Turning and milling, at first glance, appear to be very similar processes and achieve similar results. So, what is the difference – and why do we offer both processes? While many of our customers will already know the answer, others may find this a useful insight into what goes on behind the scenes in the world of metal fabrication!
Often turning and milling are generically referred to as “CNC machining” – our customers often ask for CNC machining rather than for turning or milling by name. Of course, it's our job to make sure that the most appropriate process is used each time.
Put simply, the difference between the two processes comes down to which part moves – in general terms, the metal or the machine.
With CNC turning a metal bar is fed into the lathe and rotates at speed while a single-point cutting tool removes portions of the metal to create the desired shape.
With milling the metal usually remains still while multi-point cutting tools rotate around it.
Items processed by a lathe will be cylindrical and must be on-centre. Turned parts can range from simple rings to complex curved components.

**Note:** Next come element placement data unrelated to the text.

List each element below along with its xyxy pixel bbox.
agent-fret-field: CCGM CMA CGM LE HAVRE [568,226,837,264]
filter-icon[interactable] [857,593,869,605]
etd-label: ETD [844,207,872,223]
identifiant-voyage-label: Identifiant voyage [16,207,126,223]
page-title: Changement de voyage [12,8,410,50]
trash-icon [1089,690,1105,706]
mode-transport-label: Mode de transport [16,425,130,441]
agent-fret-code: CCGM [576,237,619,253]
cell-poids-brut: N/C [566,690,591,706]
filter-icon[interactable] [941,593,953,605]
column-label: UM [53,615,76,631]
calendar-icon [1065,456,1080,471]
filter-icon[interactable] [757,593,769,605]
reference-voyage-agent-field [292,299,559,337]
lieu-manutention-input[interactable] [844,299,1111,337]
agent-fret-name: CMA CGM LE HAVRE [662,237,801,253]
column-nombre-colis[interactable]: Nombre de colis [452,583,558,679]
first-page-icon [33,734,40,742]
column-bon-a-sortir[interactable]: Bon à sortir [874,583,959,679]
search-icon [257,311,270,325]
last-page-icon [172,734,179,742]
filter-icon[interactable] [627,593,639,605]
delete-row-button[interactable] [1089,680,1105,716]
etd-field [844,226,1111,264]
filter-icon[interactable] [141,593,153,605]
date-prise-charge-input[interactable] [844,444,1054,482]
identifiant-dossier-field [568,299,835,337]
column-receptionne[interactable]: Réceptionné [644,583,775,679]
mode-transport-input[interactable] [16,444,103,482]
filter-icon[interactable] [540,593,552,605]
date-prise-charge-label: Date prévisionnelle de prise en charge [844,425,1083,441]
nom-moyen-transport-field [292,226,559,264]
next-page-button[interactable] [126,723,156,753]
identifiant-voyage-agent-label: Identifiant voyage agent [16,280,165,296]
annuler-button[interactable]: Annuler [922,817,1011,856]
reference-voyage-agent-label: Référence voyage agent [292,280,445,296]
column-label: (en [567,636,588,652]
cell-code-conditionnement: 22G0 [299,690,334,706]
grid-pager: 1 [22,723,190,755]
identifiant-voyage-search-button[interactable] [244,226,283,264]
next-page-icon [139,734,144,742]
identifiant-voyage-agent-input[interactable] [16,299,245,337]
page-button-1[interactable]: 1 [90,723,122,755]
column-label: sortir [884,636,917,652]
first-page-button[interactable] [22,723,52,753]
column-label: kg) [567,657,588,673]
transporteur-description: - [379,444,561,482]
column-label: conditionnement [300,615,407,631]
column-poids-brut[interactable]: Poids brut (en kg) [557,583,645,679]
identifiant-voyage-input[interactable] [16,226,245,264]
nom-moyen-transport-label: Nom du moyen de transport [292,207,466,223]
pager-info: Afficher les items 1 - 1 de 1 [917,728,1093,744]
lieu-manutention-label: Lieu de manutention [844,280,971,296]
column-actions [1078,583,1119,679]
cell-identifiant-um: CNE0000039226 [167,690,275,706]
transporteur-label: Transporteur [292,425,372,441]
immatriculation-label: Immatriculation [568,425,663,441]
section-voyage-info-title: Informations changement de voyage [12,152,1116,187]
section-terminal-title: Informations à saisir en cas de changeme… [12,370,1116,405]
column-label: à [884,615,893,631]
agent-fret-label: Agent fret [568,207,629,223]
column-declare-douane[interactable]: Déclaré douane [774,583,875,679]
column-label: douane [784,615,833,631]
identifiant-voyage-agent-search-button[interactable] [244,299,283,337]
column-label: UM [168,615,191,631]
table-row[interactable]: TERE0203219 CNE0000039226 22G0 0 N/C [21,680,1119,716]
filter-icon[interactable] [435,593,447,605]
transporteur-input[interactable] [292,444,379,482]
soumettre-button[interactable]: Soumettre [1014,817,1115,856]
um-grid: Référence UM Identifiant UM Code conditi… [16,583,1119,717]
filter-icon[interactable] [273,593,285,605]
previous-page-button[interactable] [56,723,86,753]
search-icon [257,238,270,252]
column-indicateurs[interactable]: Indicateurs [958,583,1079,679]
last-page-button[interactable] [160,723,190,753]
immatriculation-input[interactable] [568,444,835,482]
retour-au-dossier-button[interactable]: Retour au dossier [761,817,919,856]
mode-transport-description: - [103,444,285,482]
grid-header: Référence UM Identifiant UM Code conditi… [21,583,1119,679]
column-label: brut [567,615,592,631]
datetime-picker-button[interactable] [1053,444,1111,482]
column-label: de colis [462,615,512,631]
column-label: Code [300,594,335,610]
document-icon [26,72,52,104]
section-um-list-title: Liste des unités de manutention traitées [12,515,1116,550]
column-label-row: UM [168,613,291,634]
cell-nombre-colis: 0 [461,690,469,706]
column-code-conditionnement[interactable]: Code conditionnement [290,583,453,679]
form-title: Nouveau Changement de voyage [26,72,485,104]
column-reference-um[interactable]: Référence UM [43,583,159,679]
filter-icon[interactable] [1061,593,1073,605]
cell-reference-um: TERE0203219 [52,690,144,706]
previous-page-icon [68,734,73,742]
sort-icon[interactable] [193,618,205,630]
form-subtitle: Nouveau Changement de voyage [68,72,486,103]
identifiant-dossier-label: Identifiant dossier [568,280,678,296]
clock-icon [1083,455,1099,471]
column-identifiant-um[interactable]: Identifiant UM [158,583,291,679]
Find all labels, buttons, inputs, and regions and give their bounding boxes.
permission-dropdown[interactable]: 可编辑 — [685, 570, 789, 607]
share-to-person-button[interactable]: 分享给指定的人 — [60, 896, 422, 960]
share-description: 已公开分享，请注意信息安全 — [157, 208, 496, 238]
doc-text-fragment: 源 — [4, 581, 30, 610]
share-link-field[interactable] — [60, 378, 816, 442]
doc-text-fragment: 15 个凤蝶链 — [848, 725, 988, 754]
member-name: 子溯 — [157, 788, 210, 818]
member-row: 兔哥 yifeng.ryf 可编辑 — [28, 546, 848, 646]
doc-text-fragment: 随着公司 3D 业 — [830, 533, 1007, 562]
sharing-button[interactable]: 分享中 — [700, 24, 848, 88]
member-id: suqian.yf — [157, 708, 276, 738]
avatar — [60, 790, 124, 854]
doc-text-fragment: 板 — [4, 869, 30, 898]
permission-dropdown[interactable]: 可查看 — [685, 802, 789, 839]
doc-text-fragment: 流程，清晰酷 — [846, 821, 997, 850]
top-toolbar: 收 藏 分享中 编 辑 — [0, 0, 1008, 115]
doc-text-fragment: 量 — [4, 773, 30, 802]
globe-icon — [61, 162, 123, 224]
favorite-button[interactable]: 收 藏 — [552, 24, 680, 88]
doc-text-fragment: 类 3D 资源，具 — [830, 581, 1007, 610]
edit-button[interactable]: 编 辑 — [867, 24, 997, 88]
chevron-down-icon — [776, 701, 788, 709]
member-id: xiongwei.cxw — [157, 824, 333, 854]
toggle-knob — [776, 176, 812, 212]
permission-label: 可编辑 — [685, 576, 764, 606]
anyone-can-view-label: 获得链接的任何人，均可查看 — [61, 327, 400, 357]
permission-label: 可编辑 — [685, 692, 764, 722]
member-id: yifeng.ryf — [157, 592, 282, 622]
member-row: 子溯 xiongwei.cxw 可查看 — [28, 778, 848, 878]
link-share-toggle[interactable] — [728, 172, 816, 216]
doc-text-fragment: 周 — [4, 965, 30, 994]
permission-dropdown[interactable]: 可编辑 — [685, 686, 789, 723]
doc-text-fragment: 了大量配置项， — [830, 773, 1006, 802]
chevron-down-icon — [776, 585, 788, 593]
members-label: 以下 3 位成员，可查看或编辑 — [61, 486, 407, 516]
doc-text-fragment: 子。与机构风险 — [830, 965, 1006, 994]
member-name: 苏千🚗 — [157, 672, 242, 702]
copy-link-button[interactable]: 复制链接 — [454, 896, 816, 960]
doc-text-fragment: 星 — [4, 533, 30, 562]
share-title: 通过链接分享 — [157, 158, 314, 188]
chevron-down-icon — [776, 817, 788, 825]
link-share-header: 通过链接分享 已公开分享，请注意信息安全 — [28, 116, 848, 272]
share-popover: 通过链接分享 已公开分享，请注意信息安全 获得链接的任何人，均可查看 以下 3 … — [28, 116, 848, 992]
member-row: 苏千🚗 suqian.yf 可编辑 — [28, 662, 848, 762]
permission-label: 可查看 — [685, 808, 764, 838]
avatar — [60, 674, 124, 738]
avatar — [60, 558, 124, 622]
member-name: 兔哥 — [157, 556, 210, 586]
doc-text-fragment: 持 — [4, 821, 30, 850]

CNC turning is the most efficient way to mass-produce these kinds of parts.
Various cutting tools can be installed within the lathe tooling head (pictured below) to perform different cutting operations sequentially, to produce parts in a one-pass process. Straight cuts, tapers and contours can all be created by varying the angle and depth of the cut.
Milled parts are not necessarily cylindrical. Milling machines use multi-point cutting tools; and there can be more than one tool working on the piece at a time. Milling may be the preferred choice if the part needs anything which is off-centre or angled (such as holes or cuts), or for secondary features such as indentations or grooves.
Milling can be used to shave material from the surface of the workpiece using a tooling head with multiple cutters (plain milling or face milling); or to shape its edges using a cutting tool with a thread (profile milling or side milling).